And so La Champagne leaves its long wake across the Atlantic, and we journey down from Paris to the little city of the Maid of Orleans; wander to Tours, the approximate scene of the great Saracenic defeat; drive along the quays of Bordeaux, and visit its vineyards and finally come on, in the luxurious cars of the Midi line, to the shores of Cantabria and the popular watering-place of Biarritz.
CHAPTER II.
A BISCAYAN BEACH.
Clearly we are in advance of the summer season at Biarritz. It is the latter part of June. The air is soft and warm, the billows lap the shore enticingly. But fashion has not yet transferred its court; the van of the column only has arrived. A few adventurous bathers test the cool surf; the table-d'hôte is slimly attended; the liverymen confidentially assure us, as an inducement for drives, that their prices are now crouching low, for a prodigious leap to follow.

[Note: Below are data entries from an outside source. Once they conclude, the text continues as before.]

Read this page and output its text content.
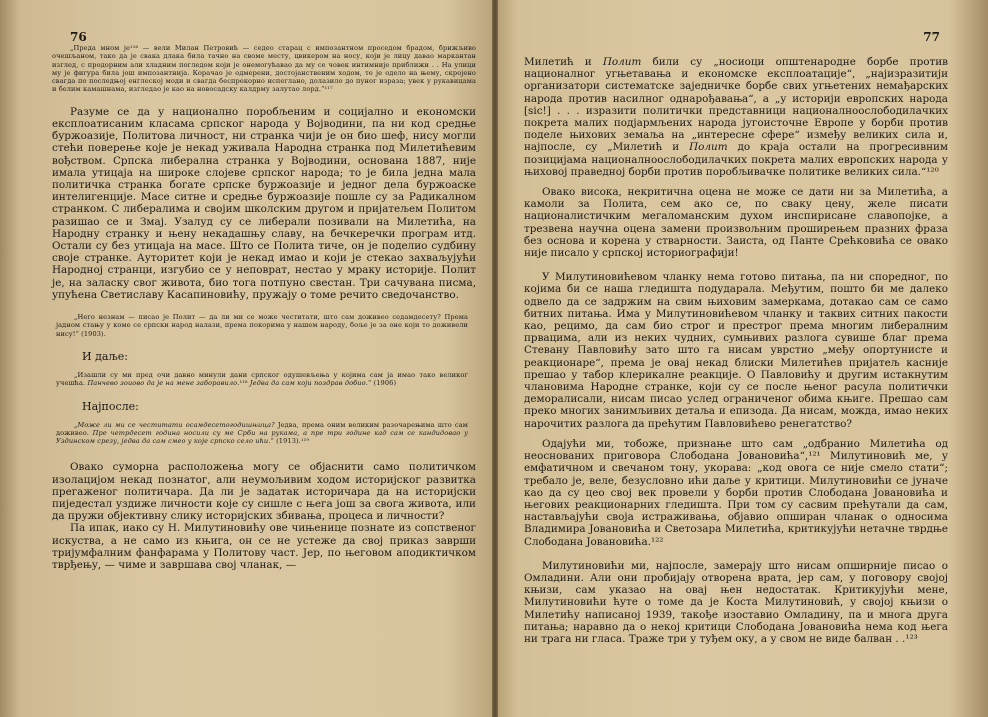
76

„Преда мном је¹¹⁶ — вели Милан Петровић — седео старац с импозантном проседом брадом, брижљиво очешљаном, тако да је свака длака била тачно на своме месту, цвикером на носу, који је лицу давао маркантан изглед, с продорним али хладним погледом који је онемогућавао да му се човек интимније приближи . . На улици му је фигура била још импозантнија. Корачао је одмерени, достојанственим ходом, те је одело на њему, скројено свагда по последњој енглеској моди и свагда беспрекорно испеглано, долазило до пуног израза; увек у рукавицама и белим камашнама, изгледао је као на новосадску калдрму залутао лорд.“¹¹⁷

Разуме се да у национално поробљеним и социјално и економски експлоатисаним класама српског народа у Војводини, па ни код средње буржоазије, Политова личност, ни странка чији је он био шеф, нису могли стећи поверење које је некад уживала Народна странка под Милетићевим вођством. Српска либерална странка у Војводини, основана 1887, није имала утицаја на широке слојеве српског народа; то је била једна мала политичка странка богате српске буржоазије и једног дела буржоаске интелигенције. Масе ситне и средње буржоазије пошле су за Радикалном странком. С либералима и својим школским другом и пријатељем Политом разишао се и Змај. Узалуд су се либерали позивали на Милетића, на Народну странку и њену некадашњу славу, на бечкеречки програм итд. Остали су без утицаја на масе. Што се Полита тиче, он је поделио судбину своје странке. Ауторитет који је некад имао и који је стекао захваљујући Народној странци, изгубио се у неповрат, нестао у мраку историје. Полит је, на заласку свог живота, био тога потпуно свестан. Три сачувана писма, упућена Светиславу Касапиновићу, пружају о томе речито сведочанство.

„Него незнам — писао је Полит — да ли ми се може честитати, што сам доживео седамдесету? Према јадном стању у коме се српски народ налази, према покорима у нашем народу, боље је за оне који то доживели нису!“ (1903).

И даље:

„Изашли су ми пред очи давно минули дани српског одушевљења у којима сам ја имао тако великог учешћа. Панчево зоиово да је на мене заборавило.¹¹⁸ Једва да сам који поздрав добио.“ (1906)

Најпосле:

„Може ли ми се честитати осамдесетогодишњица? Једва, према оним великим разочарењима што сам доживео. Пре четрдесет година носили су ме Срби на рукама, а пре три године кад сам се кандидовао у Уздинском срезу, једва да сам смео у које српско село ићи.“ (1913).¹¹⁹

Овако суморна расположења могу се објаснити само политичком изолацијом некад познатог, али неумољивим ходом историјског развитка прегаженог политичара. Да ли је задатак историчара да на историјски пиједестал уздиже личности које су сишле с њега још за свога живота, или да пружи објективну слику историјских збивања, процеса и личности?

Па ипак, иако су Н. Милутиновићу ове чињенице познате из сопственог искуства, а не само из књига, он се не устеже да свој приказ заврши тријумфалним фанфарама у Политову част. Јер, по његовом аподиктичком тврђењу, — чиме и завршава свој чланак, —

77

Милетић и Полит били су „носиоци општенародне борбе против националног угњетавања и економске експлоатације“, „најизразитији организатори систематске заједничке борбе свих угњетених немађарских народа против насилног однарођавања“, а „у историји европских народа [sic!] . . . изразити политички представници националноослободилачких покрета малих подјармљених народа југоисточне Европе у борби против поделе њихових земаља на „интересне сфере“ између великих сила и, најпосле, су „Милетић и Полит до краја остали на прогресивним позицијама националноослободилачких покрета малих европских народа у њиховој праведној борби против поробљивачке политике великих сила.“¹²⁰

Овако висока, некритична оцена не може се дати ни за Милетића, а камоли за Полита, сем ако се, по сваку цену, желе писати националистичким мегаломанским духом инспирисане славопојке, а трезвена научна оцена замени произвољним проширењем празних фраза без основа и корена у стварности. Заиста, од Панте Срећковића се овако није писало у српској историографији!

У Милутиновићевом чланку нема готово питања, па ни споредног, по којима би се наша гледишта подударала. Међутим, пошто би ме далеко одвело да се задржим на свим њиховим замеркама, дотакао сам се само битних питања. Има у Милутиновићевом чланку и таквих ситних пакости као, рецимо, да сам био строг и престрог према многим либералним првацима, али из неких чудних, сумњивих разлога сувише благ према Стевану Павловићу зато што га нисам уврстио „међу опортунисте и реакционаре“, према је овај некад блиски Милетићев пријатељ касније прешао у табор клерикалне реакције. О Павловићу и другим истакнутим члановима Народне странке, који су се после њеног расула политички деморалисали, нисам писао услед ограниченог обима књиге. Прешао сам преко многих занимљивих детаља и епизода. Да нисам, можда, имао неких нарочитих разлога да прећутим Павловићево ренегатство?

Одајући ми, тобоже, признање што сам „одбранио Милетића од неоснованих приговора Слободана Јовановића“,¹²¹ Милутиновић ме, у емфатичном и свечаном тону, укорава: „код овога се није смело стати“; требало је, веле, безусловно ићи даље у критици. Милутиновићи се јуначе као да су цео свој век провели у борби против Слободана Јовановића и његових реакционарних гледишта. При том су сасвим прећутали да сам, настављајући своја истраживања, објавио опширан чланак о односима Владимира Јовановића и Светозара Милетића, критикујући нетачне тврдње Слободана Јовановића.¹²²

Милутиновићи ми, најпосле, замерају што нисам опширније писао о Омладини. Али они пробијају отворена врата, јер сам, у поговору својој књизи, сам указао на овај њен недостатак. Критикујући мене, Милутиновићи ћуте о томе да је Коста Милутиновић, у својој књизи о Милетићу написаној 1939, такође изоставио Омладину, па и многа друга питања; наравно да о некој критици Слободана Јовановића нема код њега ни трага ни гласа. Траже три у туђем оку, а у свом не виде балван . .¹²³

But everything has a pleasing air of anticipation. Since we are to be out of the season at all, we are glad we are in advance of it. This is the youth of the summer, not its old age. People are looking forward; events are approaching, instead of receding; the coming months seem big with indefinite promise of benefit and pleasure.
We quickly become imbued with the general hopefulness of the place. Every one has the look of one making ready. You hear, all day long, when far enough from the waves, a vague, joyous hum of bustle pervading the town. The enterprising click of hammer or trowel falls constantly on the ear. The masons are at work upon the new villas, and our hotel is completing a fine addition for a café; the stores along the busy little main street are being put in order, the windows alluringly stocked, and bright awnings unrolled above them, fenders from the summer's heat. The hotels are fairly awake. Everything is rejoicing that the semi-hibernation is over.